Muzquiz. The district court eventually denied all of his motions

except the one to allow substitution of counsel. Muzquiz filed a

notice of appeal to this Court on January 23, 1995. He filed his

First Amended Notice of Appeal in February 1995, and his Second

2 The District Court granted a later Motion for Approval of Substitution of Appellant’s Counsel on January 27, 1995.

4 Amended Notice of Appeal was filed on March 29, 1995.

Discussion

I. Denial of Appellant’s Rule 60(b) Motion.

This Court reviews the denial of a Rule 60(b) motion for

relief from judgment under an abuse of discretion standard, which

only requires that the denying court’s3 decision be reasonable.
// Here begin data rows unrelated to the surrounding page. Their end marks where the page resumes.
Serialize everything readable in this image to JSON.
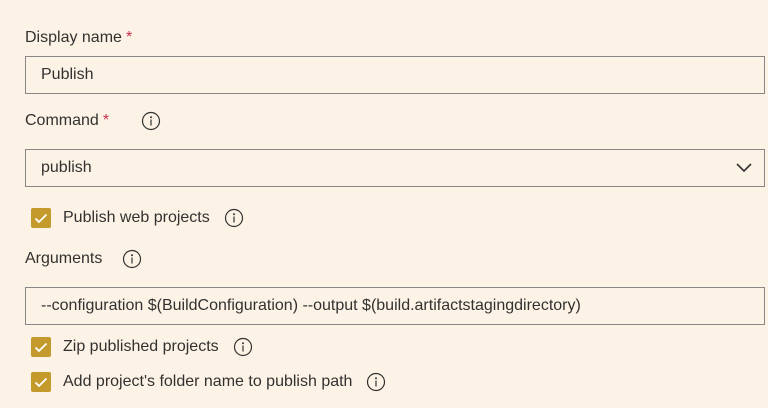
{
  "display_name": {
    "label": "Display name",
    "required_mark": "*",
    "value": "Publish"
  },
  "command": {
    "label": "Command",
    "required_mark": "*",
    "info_icon": "info-icon",
    "selected": "publish",
    "dropdown_icon": "chevron-down-icon"
  },
  "publish_web_projects": {
    "label": "Publish web projects",
    "checked": true,
    "info_icon": "info-icon"
  },
  "arguments": {
    "label": "Arguments",
    "info_icon": "info-icon",
    "value": "--configuration $(BuildConfiguration) --output $(build.artifactstagingdirectory)"
  },
  "zip_published_projects": {
    "label": "Zip published projects",
    "checked": true,
    "info_icon": "info-icon"
  },
  "add_folder_name": {
    "label": "Add project's folder name to publish path",
    "checked": true,
    "info_icon": "info-icon"
  },
  "colors": {
    "background": "#fcf3e6",
    "checkbox_fill": "#c49a2c",
    "required": "#c4314b",
    "border": "#8a8886"
  }
}
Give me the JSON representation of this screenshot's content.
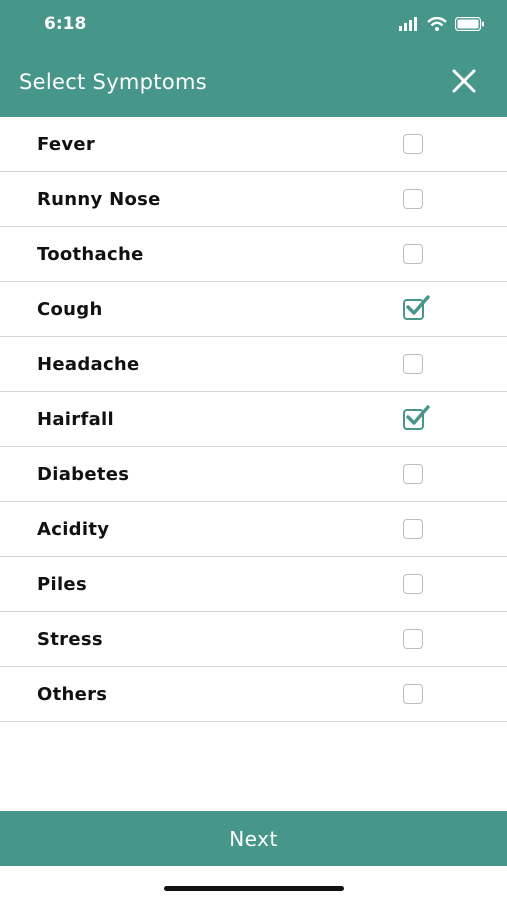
{
  "status_bar": {
    "time": "6:18"
  },
  "header": {
    "title": "Select Symptoms",
    "close_icon": "close-icon"
  },
  "symptoms": [
    {
      "label": "Fever",
      "checked": false
    },
    {
      "label": "Runny Nose",
      "checked": false
    },
    {
      "label": "Toothache",
      "checked": false
    },
    {
      "label": "Cough",
      "checked": true
    },
    {
      "label": "Headache",
      "checked": false
    },
    {
      "label": "Hairfall",
      "checked": true
    },
    {
      "label": "Diabetes",
      "checked": false
    },
    {
      "label": "Acidity",
      "checked": false
    },
    {
      "label": "Piles",
      "checked": false
    },
    {
      "label": "Stress",
      "checked": false
    },
    {
      "label": "Others",
      "checked": false
    }
  ],
  "footer": {
    "next_label": "Next"
  },
  "colors": {
    "accent": "#47968a",
    "divider": "#d6d6d6"
  }
}
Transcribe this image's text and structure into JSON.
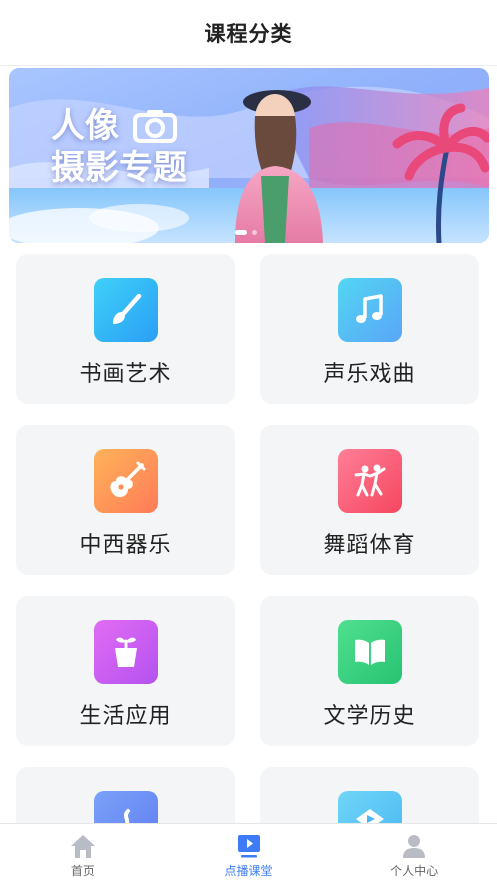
{
  "header": {
    "title": "课程分类"
  },
  "banner": {
    "line1": "人像",
    "line2": "摄影专题",
    "camera_icon": "camera-icon"
  },
  "categories": [
    {
      "label": "书画艺术",
      "icon": "brush-icon",
      "gradient": [
        "#3fd0f8",
        "#2a9ff5"
      ]
    },
    {
      "label": "声乐戏曲",
      "icon": "music-note-icon",
      "gradient": [
        "#52d6f2",
        "#5aa6f7"
      ]
    },
    {
      "label": "中西器乐",
      "icon": "guitar-icon",
      "gradient": [
        "#ffb35a",
        "#ff7b57"
      ]
    },
    {
      "label": "舞蹈体育",
      "icon": "dancers-icon",
      "gradient": [
        "#ff7e97",
        "#f5475f"
      ]
    },
    {
      "label": "生活应用",
      "icon": "plant-pot-icon",
      "gradient": [
        "#e16cf3",
        "#b452f0"
      ]
    },
    {
      "label": "文学历史",
      "icon": "book-icon",
      "gradient": [
        "#4fe08f",
        "#27c372"
      ]
    },
    {
      "label": "",
      "icon": "more-icon",
      "gradient": [
        "#7aa2f8",
        "#5f7df2"
      ]
    },
    {
      "label": "",
      "icon": "video-icon",
      "gradient": [
        "#6fd6f7",
        "#4ab6f2"
      ]
    }
  ],
  "tabbar": {
    "items": [
      {
        "label": "首页",
        "icon": "home-icon"
      },
      {
        "label": "点播课堂",
        "icon": "play-screen-icon",
        "active": true
      },
      {
        "label": "个人中心",
        "icon": "person-icon"
      }
    ],
    "active_color": "#3d7cf6",
    "inactive_color": "#666666"
  }
}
Edward H. Bohlin Co. v. Banning Co., 6 F.3d 350, 353 (5th Cir.

1993).

Rule 60(b) sets forth specific grounds for relief. In this

case, Muzquiz must show that he is entitled to relief either under

one of the particular grounds in subsection one (i.e., mistake,

inadvertence, surprise, or excusable neglect) or by proving “any

other reason justifying relief” under subsection six. All motions

made under Rule 60(b) must be made within a reasonable time, and

motions based on 60(b)(1) must be made not more than one year after

the final judgment was entered. Fed.R.Civ.P. 60(b). Because

Muzquiz filed his Rule 60(b) motion more than two years after final

judgment was entered against him, he cannot rely on Rule 60(b)(1).4

3 In an appeal from a district court review of a bankruptcy court order, this Court independently reviews the bankruptcy court’s decision. In re Precision Steel Shearing, Inc., 57 F.3d 321, 324 (3d Cir.